20.5.10

RAFAEL CATHOUD, STEFANO PIRES e LUÍSA GONÇALVES

"Paraíso agora” é o sugestivo título do filme dirigido por Hany Abu-Assad, que aborda as disputas culturais e políticas dramáticas vividas pelos refugiados de Israel. Na trama, Sayid e Kalhed, que são amigos de longa data, participam de um grupo revolucionário armado que em nome de Deus e da liberdade de seu povo elege os “Homens-bomba” ou “Heróis” para o contra-ataque às forças Israelenses. Diante desse contexto a jovem Suha, filha de um mártir da luta palestina criada na cultura ocidental, retorna à palestina descobrindo que os amigos foram eleitos pelo grupo para se tornarem os próximos heróis dos suprimidos. Desse modo é formado um grande drama, em que o background é choque entre duas culturas distintas.
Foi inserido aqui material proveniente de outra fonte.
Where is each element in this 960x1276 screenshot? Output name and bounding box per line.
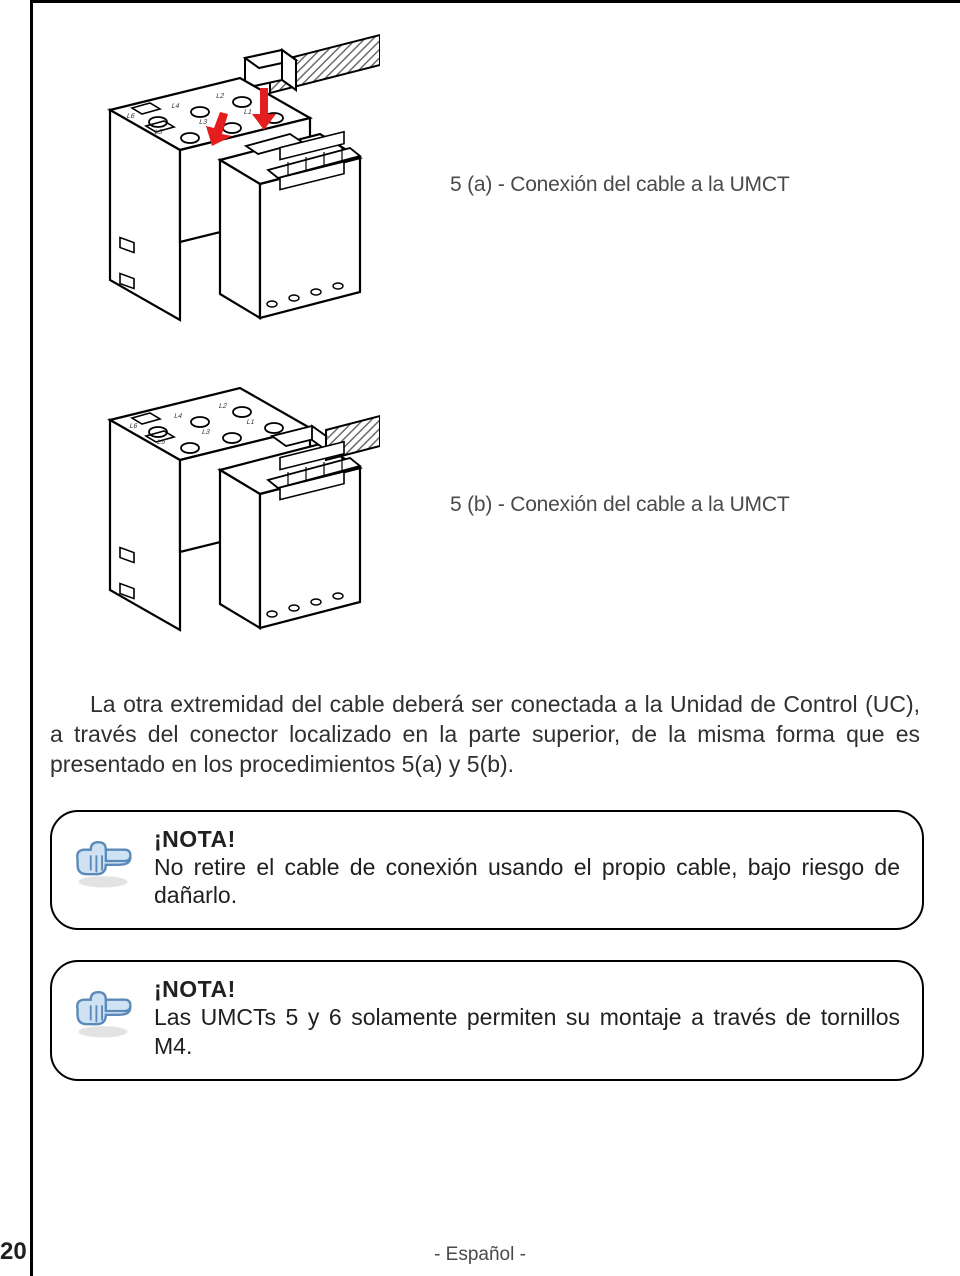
page-content: L6 L4 L2 L5 L3 L1 [50,30,930,1256]
figure-5b-row: L6 L4 L2 L5 L3 L1 [50,350,930,660]
body-paragraph: La otra extremidad del cable deberá ser … [50,690,930,780]
note-box-2: ¡NOTA! Las UMCTs 5 y 6 solamente permite… [50,960,924,1081]
pointing-hand-icon [70,982,136,1040]
figure-5b-illustration: L6 L4 L2 L5 L3 L1 [50,350,380,660]
note-box-1: ¡NOTA! No retire el cable de conexión us… [50,810,924,931]
figure-5b-caption: 5 (b) - Conexión del cable a la UMCT [450,493,789,517]
note-2-title: ¡NOTA! [154,976,900,1003]
figure-5a-row: L6 L4 L2 L5 L3 L1 [50,30,930,340]
figure-5a-illustration: L6 L4 L2 L5 L3 L1 [50,30,380,340]
note-1-text: ¡NOTA! No retire el cable de conexión us… [154,826,900,911]
note-1-title: ¡NOTA! [154,826,900,853]
figure-5a-caption: 5 (a) - Conexión del cable a la UMCT [450,173,789,197]
page-top-rule [30,0,960,3]
note-1-body: No retire el cable de conexión usando el… [154,853,900,911]
page-left-rule [30,0,33,1276]
footer-language: - Español - [0,1244,960,1266]
note-2-body: Las UMCTs 5 y 6 solamente permiten su mo… [154,1003,900,1061]
note-2-text: ¡NOTA! Las UMCTs 5 y 6 solamente permite… [154,976,900,1061]
pointing-hand-icon [70,832,136,890]
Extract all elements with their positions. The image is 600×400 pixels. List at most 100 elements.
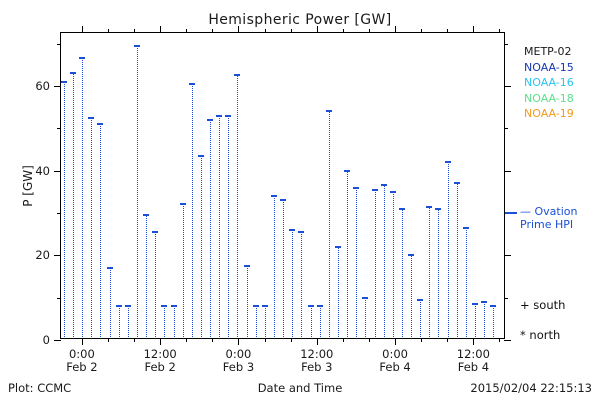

Esse choque é representado em diversos aspectos cênicos, desde a indumentária e até os aspectos psicológicos. Essas diferenças, continuamente marcadas durante o filme, auxiliam na construção paulatina da identidade cultural de cada povo retratado. Personagens da mesma origem, mas com formações culturais diferentes. Nesse ponto particular, pode-se estabelecer uma relação com Laraia em seu texto “A natureza da cultura ou da natureza à cultura”, em que é proposta a idéia da cultura ser provida ao individuo pelo seu convívio em sociedade, e não relacionada às questões genéticas e outros fatores deterministas. No filme, Suha, mesmo possuindo herança genética semelhante a dos dois amigos, é dotada de uma mentalidade contrastante a deles. Para ela, os valores individuais superam os valores coletivos, uma vez que na cultura ocidental o conceito de indivíduo é muito vivo em seu cotidiano. Já a fala de Sayid, protagonista e dono das reflexões mais provocativas do filme, resume seus ideais de maneira a dispensar maiores comentários: “A morte é melhor que a inferioridade. Quem luta pela liberdade pode morrer por ela”.

Como uma nítida crítica ao etnocentrismo, o filme busca retratar o ponto de vista de vários personagens para um mesmo acontecimento. Esse olhar múltiplo é bem trabalhado por Levi-Strauss, que cita em seus trabalhos a importância da diversidade cultural. Ele afirma que quanto mais culturas convivem em um mesmo espaço e tempo, maiores são as possibilidades de dar-se o desenvolvimento humano. Para Levi-Strauss as transformações culturais são frutos desse o intercâmbio cultural, pois ele permite a incorporação, e o aprimoramento de várias características de outras culturas, criando novas perspectivas para a humanidade. Em “Paradise Now” o contato de Suha com Kalhed ilustra perfeitamente como o processo de transformação cultural ocorre e as transformações advindas do diálogo e do embate com outras visões de mundo.. Após um tenso diálogo entre os dois personagens, Kalhed faz uma reflexão sobre as suas escolhas e desiste de cometer suicídio pela causa do grupo revolucionário. Em contra-partida Sayid, mesmo após travar semelhante diálogo, termina seus últimos silenciosos instantes em busca de um paraíso.